Tugendheim made a great wail. He begged for this, and he begged for that. He begged us to give him a letter to Wassmuss explaining that we had compelled him by threats of torture. He begged for gold. And Ranjoor Singh gave him a little gold. Some of us put in a word for him, for on that long journey he had told many a tale to make us laugh. He had suffered with us. He had helped us more than a little by drilling the Syrians, and often his presence with us had saved our skins by convincing Turkish scouts of our bona fides. We thought of Gooja Singh, and had no wish that Tugendheim should meet a like fate. So, perhaps because we all begged for him, or perhaps because he so intended in the first place, Ranjoor Singh relented.

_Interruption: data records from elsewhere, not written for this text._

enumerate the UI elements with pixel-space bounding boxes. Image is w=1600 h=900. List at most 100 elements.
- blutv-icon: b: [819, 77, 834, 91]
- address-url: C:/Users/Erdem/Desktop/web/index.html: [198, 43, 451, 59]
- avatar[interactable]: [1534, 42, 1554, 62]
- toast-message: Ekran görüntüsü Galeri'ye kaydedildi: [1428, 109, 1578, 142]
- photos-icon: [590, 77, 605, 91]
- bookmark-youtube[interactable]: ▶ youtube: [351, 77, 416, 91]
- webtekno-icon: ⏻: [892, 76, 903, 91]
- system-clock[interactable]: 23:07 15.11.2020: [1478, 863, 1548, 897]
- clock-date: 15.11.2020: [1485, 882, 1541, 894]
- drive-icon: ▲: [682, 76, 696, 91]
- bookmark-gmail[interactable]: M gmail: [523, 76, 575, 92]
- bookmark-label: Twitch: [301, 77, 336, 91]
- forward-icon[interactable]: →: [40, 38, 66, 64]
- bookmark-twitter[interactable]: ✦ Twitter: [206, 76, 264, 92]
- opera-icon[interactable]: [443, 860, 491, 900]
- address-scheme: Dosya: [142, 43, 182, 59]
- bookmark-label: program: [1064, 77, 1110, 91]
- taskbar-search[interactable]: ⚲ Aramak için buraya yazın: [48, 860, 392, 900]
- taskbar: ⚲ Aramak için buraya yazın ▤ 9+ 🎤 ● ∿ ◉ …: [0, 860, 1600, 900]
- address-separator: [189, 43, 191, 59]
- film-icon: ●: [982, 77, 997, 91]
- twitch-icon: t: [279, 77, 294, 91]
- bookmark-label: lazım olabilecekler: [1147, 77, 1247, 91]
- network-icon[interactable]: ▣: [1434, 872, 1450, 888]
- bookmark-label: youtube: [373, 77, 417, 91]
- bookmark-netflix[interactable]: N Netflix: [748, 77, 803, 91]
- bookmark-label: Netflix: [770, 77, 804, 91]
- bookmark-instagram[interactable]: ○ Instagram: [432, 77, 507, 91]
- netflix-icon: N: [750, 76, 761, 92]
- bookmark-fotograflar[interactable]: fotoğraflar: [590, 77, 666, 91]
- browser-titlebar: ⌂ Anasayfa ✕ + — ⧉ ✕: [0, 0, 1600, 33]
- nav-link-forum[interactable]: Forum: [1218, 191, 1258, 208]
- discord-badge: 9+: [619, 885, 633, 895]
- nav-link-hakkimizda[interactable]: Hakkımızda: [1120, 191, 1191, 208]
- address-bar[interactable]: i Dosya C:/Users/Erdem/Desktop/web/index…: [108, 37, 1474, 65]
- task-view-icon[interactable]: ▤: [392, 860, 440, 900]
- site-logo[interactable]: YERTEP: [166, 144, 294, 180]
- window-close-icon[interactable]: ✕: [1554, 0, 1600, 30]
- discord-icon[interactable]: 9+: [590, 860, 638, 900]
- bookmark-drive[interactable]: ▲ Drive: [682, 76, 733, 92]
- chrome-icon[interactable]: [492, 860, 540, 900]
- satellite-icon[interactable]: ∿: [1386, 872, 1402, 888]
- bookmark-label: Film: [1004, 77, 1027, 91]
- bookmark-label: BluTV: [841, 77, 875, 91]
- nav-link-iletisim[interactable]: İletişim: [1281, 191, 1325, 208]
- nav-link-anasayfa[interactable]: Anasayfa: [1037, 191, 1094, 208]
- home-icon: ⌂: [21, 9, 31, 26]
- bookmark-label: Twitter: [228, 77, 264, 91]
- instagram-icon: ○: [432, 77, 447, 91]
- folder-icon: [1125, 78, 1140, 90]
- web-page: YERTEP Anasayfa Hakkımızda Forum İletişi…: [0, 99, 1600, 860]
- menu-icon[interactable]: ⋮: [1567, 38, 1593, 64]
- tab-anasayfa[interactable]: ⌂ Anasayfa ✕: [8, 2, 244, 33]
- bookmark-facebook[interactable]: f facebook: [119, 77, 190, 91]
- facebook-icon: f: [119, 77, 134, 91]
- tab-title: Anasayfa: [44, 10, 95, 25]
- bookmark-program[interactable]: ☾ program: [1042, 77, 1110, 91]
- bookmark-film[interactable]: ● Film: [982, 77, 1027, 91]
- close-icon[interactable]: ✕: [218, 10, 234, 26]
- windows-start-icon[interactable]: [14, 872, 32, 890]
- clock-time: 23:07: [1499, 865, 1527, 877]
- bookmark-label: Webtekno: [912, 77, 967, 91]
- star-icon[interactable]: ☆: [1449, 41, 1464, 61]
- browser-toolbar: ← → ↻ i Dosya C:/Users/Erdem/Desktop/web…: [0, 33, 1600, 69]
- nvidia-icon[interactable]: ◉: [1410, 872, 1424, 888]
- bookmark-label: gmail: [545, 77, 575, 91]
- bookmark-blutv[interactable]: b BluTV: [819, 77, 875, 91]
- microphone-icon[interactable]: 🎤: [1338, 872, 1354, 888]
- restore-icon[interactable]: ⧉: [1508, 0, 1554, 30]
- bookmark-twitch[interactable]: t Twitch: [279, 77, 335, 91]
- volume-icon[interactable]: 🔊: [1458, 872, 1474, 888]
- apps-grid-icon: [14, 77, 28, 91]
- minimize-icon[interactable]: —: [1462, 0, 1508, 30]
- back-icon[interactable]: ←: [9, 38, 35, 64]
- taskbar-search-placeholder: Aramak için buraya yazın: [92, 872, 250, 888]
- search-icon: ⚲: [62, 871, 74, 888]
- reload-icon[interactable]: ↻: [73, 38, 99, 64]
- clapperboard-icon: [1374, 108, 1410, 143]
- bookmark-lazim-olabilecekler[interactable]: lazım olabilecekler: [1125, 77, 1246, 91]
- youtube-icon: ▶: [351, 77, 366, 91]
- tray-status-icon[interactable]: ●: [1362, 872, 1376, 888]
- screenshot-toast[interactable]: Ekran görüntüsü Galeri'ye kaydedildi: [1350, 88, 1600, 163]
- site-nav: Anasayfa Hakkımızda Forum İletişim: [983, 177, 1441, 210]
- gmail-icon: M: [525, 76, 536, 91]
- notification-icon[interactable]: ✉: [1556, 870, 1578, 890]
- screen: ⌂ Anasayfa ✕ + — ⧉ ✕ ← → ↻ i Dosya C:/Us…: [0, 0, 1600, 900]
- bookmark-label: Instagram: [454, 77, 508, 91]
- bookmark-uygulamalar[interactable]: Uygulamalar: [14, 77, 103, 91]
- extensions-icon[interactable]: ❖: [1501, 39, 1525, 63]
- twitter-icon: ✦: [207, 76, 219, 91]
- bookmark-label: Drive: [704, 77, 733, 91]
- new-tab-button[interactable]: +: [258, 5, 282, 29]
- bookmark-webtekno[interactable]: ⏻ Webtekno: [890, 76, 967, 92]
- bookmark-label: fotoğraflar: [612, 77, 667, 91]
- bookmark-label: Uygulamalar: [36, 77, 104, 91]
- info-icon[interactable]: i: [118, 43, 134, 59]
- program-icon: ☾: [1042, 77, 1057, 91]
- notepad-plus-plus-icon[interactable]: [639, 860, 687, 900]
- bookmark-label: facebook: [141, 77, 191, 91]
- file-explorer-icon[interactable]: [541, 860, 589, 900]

“The Persians hereabouts,” he said, “all tell me that a great Russian army will come down presently from the north. Have I heard correctly that you meditated escape into Russia?”
Tugendheim answered, “How should I reach Russia?”
“That is thy affair!” said Ranjoor Singh. “But here is more gold,” and he counted out to him ten more golden German coins. “You must ride back with these Kurds, but I have no authority over them. They are not my men. They seem to like gold more than most things.”
So Tugendheim ceased begging for himself and rode away rather despondently in the midst of the Kurds; and we followed about a day and a half behind the German party with their strange box-full of machinery. There were many of us who could talk Persian, and as we stopped in the villages to beg or buy curdled milk, and as we rounded up the cattle-herdsmen and the women by the wells, we heard many strange and wonderful stories about what the engine in that box could do. I observed that Ranjoor Singh looked merry-eyed when the wildest stories reached him; but we all began to reflect on the disastrous consequences of letting such crafty people reach Afghanistan. For, as doubtless the sahib knows, the amir of Afghanistan has a very great army; and if he were to decide that the German side is after all the winning one he might make very much trouble for the government of India.